“This is not a coincidence,” Arvind whispered. “This is God’s punishment for my sins.”
“Velachery! How much?” Arvind gasped.
The scene was a masterpiece of chaos. Buses—blue, white, red—stood with their doors open like gaping mouths, swallowing human beings. The queue for the 101D to Velachery was a serpent of sweat-soaked shirts and sharp elbows. Arvind did the unthinkable. He didn't join the queue. He went to the driver's side .
The driver, a man named Baskar with a handlebar mustache and eyes that had seen five thousand wars, looked at him. “You have death wish? Side door is only for emergency and my lunch break.” Rush Hour Tamil Dubbed
The chicken ran up the aisle, flapping wildly. The toddler screamed. The grandmother shouted curses in a dialect so pure it made Arvind’s ancestors blush. And through it all, Divya had her laptop open on her knees, balanced on one leg like a flamingo in a cyclone.

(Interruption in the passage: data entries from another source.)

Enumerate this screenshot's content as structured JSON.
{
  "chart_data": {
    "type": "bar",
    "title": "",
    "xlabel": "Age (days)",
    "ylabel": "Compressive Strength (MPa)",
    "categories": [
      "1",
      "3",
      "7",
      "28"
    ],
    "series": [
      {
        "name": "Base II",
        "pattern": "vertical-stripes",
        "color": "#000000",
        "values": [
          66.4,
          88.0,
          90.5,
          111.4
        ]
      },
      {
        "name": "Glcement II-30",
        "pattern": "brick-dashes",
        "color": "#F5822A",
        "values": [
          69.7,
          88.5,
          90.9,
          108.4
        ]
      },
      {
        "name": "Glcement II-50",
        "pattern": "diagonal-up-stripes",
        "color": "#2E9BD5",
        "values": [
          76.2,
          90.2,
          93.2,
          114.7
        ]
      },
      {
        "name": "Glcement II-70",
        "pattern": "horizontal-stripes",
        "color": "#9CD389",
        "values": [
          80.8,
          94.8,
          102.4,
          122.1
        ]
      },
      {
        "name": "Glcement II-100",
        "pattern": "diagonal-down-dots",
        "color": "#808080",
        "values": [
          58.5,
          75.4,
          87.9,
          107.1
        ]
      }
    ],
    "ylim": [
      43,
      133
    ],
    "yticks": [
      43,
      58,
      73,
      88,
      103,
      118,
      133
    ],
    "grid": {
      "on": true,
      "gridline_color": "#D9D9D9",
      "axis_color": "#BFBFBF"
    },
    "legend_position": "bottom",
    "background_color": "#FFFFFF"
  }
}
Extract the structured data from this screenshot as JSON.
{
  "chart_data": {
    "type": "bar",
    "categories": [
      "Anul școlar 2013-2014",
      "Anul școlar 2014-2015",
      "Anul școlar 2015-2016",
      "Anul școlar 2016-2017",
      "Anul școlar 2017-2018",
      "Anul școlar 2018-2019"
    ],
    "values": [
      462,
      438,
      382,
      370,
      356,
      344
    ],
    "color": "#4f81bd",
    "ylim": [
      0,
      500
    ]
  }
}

And somewhere in a server rack on the fourth floor, the green lights blinked steady and calm.
A cheer erupted from the back of the bus. Not for them—someone had found a lost earring. But Arvind and Divya stared at each other, breathless. Sweat dripped down his nose. A single strand of hair had escaped her bun. “This is not a coincidence,” Arvind whispered
“It’s fixed,” he said. “You set up the firewall rule. I just rebooted the slave node.”
“Sir, rush hour, petrol, GST, global warming—three hundred is charity!”
“So is an auto ride,” she replied. “And you survived that.” The scene was a masterpiece of chaos
His heart sank. He was supposed to be on the 8:15 AM local train to Velachery. It was 7:50 AM. He was ten kilometers away.
Arvind ignored him. He had a plan. Not a good plan, but a plan. He darted into the roaring belly of the Thiruvalluvar Bus Stand.
“The chicken is not your problem, Arvind! The company losing fifty lakhs per minute is your problem!”